Los árboles y las fachadas parecían conjugarse en la tarde, y eso mismo ya era como la imagen de un sueño o una alucinación declarada… En todo caso, yo estaba saltando de pedazo en pedazo, intentando hacer equilibrio sobre ellos en esta etapa irreversible de la vida –de mi vida–, la de los témpanos de hielo de la fragmentación que nos arrastran hacia los polos desconocidos.
De pronto, un viejo nervioso apareció con una bolsa de pan recién comprada. Sabía que el papá de Illich vivía en la misma pensión pero en otra pieza. También sabía que tenían un diálogo acotado, seco, pendenciero. Siempre había sido así, hasta cuando vivía toda la familia junta. Yo fui testigo de esto. En el living, el retrato de Tolstoi –ídolo del viejo– apadrinaba a la familia. Lo había pintado Illich… Sin colores: negros, grises y blancos ensombrecidos; tal vez un celeste pálido asomando apenas en una de las mejillas o en el cuello. También a instancias del viejo, Illich leyó “El castillo”, de Kafka. Alguna vez contó cómo había sufrido la historia del agrimensor que jamás llega al castillo y que su padre blandía como estandarte de la genialidad y la sabiduría.
–¡Me hizo mal! –confesaba Illich, recordando la obligada lectura.
Mi viejo, a su vez, ya debe estar a puro insulto esperándome en la esquina, entre los libros en inglés de las vidrieras recién apagadas de la librería de nuestro encuentro.

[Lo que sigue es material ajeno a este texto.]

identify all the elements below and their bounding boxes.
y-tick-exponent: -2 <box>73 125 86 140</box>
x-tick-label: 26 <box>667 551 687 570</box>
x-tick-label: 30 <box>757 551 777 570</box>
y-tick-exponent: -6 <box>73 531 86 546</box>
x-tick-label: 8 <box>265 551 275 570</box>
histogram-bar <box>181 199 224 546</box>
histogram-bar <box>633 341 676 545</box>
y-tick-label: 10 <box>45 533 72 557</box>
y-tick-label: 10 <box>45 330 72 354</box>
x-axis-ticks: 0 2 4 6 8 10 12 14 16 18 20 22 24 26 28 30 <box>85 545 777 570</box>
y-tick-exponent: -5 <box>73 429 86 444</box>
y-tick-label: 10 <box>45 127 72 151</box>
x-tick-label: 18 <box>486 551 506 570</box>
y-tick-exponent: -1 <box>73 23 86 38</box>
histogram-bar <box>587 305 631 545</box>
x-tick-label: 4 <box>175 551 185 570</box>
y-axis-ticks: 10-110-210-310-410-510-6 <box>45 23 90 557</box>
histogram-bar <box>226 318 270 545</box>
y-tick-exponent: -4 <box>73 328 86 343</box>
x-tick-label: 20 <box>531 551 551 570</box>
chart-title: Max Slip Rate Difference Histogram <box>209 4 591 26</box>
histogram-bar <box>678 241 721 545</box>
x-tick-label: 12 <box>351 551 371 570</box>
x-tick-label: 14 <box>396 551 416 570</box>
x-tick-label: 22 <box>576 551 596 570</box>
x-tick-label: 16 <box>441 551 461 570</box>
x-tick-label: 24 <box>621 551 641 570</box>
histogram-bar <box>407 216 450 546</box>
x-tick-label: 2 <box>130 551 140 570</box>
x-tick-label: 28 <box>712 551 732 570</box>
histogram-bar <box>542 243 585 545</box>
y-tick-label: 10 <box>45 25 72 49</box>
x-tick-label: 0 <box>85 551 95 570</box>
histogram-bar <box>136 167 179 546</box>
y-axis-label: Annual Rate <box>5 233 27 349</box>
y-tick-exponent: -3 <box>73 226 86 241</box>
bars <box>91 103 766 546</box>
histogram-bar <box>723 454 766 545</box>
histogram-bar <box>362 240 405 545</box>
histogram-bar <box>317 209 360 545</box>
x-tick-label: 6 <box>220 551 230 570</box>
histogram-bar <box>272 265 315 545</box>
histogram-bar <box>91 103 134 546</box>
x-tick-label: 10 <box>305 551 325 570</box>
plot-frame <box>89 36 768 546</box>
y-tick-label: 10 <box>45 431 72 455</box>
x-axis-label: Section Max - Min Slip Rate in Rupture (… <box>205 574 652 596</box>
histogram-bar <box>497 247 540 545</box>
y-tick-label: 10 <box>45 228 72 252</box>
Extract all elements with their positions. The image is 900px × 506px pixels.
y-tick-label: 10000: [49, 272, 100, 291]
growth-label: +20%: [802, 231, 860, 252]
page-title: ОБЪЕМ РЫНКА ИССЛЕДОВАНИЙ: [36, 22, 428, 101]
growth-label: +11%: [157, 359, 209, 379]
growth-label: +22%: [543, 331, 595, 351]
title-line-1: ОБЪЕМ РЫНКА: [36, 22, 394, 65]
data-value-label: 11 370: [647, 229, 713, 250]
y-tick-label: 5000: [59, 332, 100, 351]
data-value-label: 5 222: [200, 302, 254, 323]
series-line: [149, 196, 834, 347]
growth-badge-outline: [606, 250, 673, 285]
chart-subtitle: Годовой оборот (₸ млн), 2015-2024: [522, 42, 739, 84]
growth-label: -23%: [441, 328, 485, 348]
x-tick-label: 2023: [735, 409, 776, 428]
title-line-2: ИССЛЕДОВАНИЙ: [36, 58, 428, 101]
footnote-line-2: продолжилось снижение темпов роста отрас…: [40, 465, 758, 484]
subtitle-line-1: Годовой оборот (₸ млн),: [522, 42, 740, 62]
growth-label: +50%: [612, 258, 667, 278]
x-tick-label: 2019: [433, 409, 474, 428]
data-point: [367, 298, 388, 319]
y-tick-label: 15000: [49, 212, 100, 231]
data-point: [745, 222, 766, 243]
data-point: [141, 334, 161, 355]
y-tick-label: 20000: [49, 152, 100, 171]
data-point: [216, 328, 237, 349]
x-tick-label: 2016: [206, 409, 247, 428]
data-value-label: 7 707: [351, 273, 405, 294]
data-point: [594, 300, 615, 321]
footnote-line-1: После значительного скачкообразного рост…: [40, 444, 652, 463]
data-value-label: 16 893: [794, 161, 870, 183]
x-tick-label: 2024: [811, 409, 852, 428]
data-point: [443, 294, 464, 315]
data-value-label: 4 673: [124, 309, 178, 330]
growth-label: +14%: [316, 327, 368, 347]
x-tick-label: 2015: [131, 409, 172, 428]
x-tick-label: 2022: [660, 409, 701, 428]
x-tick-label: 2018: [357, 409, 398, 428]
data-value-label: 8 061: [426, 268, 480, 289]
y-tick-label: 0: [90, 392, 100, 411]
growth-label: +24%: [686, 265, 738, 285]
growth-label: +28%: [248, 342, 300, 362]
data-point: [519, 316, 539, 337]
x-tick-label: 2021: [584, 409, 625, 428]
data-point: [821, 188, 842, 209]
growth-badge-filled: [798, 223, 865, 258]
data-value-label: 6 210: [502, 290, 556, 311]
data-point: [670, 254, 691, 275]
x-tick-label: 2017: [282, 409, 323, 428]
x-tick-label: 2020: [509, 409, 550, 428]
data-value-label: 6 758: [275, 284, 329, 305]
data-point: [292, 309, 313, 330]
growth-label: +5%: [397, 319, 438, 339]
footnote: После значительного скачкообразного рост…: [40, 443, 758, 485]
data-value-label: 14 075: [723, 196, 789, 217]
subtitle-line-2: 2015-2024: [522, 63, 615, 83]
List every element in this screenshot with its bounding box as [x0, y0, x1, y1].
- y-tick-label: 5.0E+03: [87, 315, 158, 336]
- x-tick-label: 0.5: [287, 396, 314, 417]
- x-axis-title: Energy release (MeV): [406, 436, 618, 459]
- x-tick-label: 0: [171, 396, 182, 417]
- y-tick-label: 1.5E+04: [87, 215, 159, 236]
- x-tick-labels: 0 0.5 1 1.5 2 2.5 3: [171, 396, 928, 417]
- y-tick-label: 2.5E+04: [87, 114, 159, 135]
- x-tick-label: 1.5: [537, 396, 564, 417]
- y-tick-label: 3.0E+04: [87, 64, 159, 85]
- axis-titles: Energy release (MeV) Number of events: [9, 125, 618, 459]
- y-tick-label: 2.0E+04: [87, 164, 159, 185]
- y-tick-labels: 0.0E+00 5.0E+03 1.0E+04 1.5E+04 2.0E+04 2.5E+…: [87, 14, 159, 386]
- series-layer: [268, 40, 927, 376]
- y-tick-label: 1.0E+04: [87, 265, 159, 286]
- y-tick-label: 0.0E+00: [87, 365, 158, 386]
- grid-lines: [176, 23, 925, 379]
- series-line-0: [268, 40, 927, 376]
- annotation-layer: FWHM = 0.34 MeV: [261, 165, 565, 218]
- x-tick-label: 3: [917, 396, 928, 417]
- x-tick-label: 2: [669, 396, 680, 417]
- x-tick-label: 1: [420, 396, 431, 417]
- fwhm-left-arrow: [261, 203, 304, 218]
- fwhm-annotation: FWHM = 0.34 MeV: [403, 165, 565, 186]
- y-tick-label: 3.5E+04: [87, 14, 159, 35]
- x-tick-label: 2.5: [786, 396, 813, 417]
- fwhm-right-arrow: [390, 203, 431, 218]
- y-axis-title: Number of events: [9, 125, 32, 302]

El otro viejo pasa con la bolsa de pan y yo no sé, a fin de cuentas, si es el padre de Illich o no. Apuesto conmigo mismo que va entrar en la pensión. Lo sigo con la mirada desde la vereda de enfrente. Pienso en llamarlo y recordarle quién soy. Pienso en saludarlo. Efectivamente, se detiene ante la puerta del “Hotel Familiar” y entra. Está más pequeño, más flaco, con una energía nerviosa muy marcada que contrasta con el antiguo aplomo que yo recuerdo… Pero tal vez no es el padre de Illich; tal vez es uno de los tantos inquilinos… Podría ser.
Todos estos son mis juegos. Me quedo con la duda. Lamento no poder estrechar la mano del papá de Illich, no poder escuchar su voz de hoy de ochenta años, no poder conversar una o dos horas y hablar del retrato de Tolstoy colgado en aquel líving, y de “La guerra y la paz”, y de Kafka y su “Castillo”, que para mí también es un texto memorable aunque no lo haya terminado. Pero es que justamente estoy por encontrarme con mi viejo que ya debe haber llegado y no puedo retrasarme más. Lo veo dos veces por año y vamos siempre a los mismos lugares; ni siquiera conoce mi casa (vivo en un departamento de un ambiente, bastante grande).
El papá de Illich vive arriba, creo. Illich vive abajo, y hay días que ni se cruzan. Semanas, quizá.
Al final llego a la esquina.
Mi viejo no está. No llegó todavía. Me alivio: yo quería llegar antes. El retraso tampoco es tanto: 10 minutos a lo sumo. Así que me dispongo a esperar, mientras miro los libros en inglés de la lujosa librería a oscuras.